Nel 2014 la famiglia Muto segna un altro importante passo nel personalissimo percorso di recupero della tradizione vitivinicola irpina. Angelo Muto impianta la coda di volpe. Nuovamente. Fino alla metà degli anni ’90 infatti, nel territorio di Tufo questo vitigno era onnipresente, giacchè impiegato per spezzare l’acidità del greco. In ogni vigna era presente circa il 15% di coda di volpe. Poi i colossi hanno deciso di cambiare le cose, stravolgendo anche questo aspetto e pretendendo un greco in purezza. Decretando praticamente l’eliminazione della coda di volpe dal territorio.
Ma anche questa scelta controcorrente paga, fin da subito: “Dal 2018 siamo usciti con un coda di volpe in purezza, i primi a Tufo ed attualmente gli unici a produrlo con uve esclusivamente coltivate in questo comune. Abbiamo recuperato così la vecchia identità territoriale. Perchè si era persa sia la metodologia di lavorazione che la natura dei vigneti”.
Una vita a credere nel territorio, tanto da co-fondare il progetto Otto terre, per salvaguardare il territorio e valorizzarne i prodotti delle terre del Greco di Tufo. Ma Angelo è anche uno dei pochi a fare una scelta etica. Vini naturali, quantitativi ridotti e un sogno condiviso con altri due aziende (Cantine del Barone e Il Cancelliere), rispettivamente vinificatori di Fiano di Avellino e Taurasi. Le tre aziende hanno creato il progetto VI.T.I – Vignaioli in Terre d’Irpinia. Un progetto originale e coerente: ogni cantina produce solo una tipologia di vino, quella del proprio territorio, con metodi naturali e senza modificare il prodotto artificialmente. La gestione e la promozione la si fa insieme, per il resto ognuno pensa a vinificare al meglio l’espressione del proprio areale d’appartenenza.
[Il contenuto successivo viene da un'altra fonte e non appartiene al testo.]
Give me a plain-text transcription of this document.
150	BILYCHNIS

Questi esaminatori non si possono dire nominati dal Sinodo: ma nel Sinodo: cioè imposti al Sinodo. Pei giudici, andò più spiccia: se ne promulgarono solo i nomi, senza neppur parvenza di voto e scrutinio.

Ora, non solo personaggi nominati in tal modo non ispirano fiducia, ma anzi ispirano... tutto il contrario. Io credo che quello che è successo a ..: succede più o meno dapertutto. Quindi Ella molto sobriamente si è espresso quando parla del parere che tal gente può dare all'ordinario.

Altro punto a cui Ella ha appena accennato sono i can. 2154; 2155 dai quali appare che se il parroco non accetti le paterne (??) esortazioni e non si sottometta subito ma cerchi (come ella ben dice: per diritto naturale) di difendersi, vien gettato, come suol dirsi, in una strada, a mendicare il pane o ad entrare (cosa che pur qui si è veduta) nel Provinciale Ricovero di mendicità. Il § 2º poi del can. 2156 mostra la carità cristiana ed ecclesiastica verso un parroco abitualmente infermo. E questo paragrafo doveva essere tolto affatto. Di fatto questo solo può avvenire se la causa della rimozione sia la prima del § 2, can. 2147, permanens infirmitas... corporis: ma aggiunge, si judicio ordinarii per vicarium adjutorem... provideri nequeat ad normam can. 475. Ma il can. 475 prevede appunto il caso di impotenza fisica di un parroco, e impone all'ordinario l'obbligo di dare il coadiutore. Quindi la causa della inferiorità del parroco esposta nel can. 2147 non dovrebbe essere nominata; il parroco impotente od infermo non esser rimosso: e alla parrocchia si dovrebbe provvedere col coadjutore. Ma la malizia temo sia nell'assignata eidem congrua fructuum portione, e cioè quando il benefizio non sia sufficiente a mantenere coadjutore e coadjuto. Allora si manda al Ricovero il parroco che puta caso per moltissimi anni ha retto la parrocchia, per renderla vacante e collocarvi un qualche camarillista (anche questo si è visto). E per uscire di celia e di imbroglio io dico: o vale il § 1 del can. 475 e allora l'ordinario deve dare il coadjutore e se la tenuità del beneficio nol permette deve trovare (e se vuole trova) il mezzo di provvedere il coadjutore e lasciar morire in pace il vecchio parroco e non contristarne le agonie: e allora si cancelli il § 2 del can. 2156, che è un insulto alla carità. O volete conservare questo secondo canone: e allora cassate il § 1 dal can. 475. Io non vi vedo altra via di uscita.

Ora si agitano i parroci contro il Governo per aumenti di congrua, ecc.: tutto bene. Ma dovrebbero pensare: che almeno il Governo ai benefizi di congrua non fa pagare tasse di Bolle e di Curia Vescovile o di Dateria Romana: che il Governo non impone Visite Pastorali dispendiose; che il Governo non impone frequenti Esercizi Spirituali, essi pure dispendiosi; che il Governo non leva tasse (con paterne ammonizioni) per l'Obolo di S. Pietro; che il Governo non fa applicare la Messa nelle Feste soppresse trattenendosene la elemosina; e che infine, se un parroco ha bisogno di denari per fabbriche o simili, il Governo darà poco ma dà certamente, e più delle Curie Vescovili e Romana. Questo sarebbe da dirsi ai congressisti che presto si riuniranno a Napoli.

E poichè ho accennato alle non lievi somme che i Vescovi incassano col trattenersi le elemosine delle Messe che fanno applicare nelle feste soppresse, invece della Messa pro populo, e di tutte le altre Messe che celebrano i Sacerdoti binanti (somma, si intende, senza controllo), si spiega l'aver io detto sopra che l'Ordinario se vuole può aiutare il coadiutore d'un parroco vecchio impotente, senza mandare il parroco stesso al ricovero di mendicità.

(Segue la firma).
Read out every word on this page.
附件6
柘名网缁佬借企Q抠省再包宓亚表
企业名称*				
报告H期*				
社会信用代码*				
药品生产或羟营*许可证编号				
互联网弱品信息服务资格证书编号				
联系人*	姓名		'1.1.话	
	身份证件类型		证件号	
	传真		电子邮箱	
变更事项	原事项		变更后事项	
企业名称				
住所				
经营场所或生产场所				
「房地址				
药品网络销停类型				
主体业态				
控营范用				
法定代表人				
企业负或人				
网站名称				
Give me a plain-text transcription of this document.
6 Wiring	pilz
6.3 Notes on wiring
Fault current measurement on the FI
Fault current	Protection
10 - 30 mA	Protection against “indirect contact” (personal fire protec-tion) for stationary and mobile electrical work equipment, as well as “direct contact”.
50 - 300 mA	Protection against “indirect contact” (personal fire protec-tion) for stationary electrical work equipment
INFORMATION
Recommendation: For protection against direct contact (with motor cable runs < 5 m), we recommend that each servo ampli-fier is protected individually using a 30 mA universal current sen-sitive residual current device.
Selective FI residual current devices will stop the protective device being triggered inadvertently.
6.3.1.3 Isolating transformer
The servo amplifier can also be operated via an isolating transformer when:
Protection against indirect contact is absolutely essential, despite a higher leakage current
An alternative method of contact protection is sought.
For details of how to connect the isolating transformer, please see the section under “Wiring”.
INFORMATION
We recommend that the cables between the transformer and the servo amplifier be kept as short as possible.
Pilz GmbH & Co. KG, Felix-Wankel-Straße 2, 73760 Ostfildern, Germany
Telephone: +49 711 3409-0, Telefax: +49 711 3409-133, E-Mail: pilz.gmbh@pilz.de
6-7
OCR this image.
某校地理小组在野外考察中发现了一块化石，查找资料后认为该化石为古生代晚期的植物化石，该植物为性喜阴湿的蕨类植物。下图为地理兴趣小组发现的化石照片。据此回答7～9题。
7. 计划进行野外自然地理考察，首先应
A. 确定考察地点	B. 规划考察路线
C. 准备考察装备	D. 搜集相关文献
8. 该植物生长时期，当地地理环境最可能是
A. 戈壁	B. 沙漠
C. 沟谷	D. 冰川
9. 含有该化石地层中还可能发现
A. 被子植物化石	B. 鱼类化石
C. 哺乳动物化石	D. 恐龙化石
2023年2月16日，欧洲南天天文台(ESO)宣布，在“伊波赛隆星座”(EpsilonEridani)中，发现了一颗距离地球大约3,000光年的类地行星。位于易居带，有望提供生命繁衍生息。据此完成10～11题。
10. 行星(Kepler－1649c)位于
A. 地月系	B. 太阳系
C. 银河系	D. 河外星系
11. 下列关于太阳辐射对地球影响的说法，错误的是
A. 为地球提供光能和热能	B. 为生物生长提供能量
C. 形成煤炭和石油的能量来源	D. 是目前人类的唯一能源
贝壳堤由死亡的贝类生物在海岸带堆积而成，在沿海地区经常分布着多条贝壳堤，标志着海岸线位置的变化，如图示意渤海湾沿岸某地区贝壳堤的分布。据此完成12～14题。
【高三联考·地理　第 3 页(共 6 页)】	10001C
La degustazione arriva a conclusione. Prima di andarmene, però, mi viene spontanea una domanda: “Vini naturali. Non puoi fare il rosso per filosofia di lavoro. Annate sbagliate che non si possono correggere. E quell’infernale ‘Camel Trophy’ ogni volta che sali a Torrefavale. Ma chi te lo fa fare?”.
“Il vino – risponde Angelo mentre mi stringe la mano – deve essere poesia, amore e passione. Nasce tutto nel territorio, e noi proviamo a mettere il territorio nel bicchiere. Fare scelte controcorrente e combattere sempre ti crea dei nemici, lo so. Ma io combatto perché sono convinto che quando qualcuno arriva dal nord o da altri territori per venire a conoscere i nostri vini, da noi dovrebbe trovare la raggiera avellinese e la coda di volpe. Perché sono la nostra storia, le nostre radici. Ciò che ci consente di essere ancora qui a raccontarla, questa poesia”.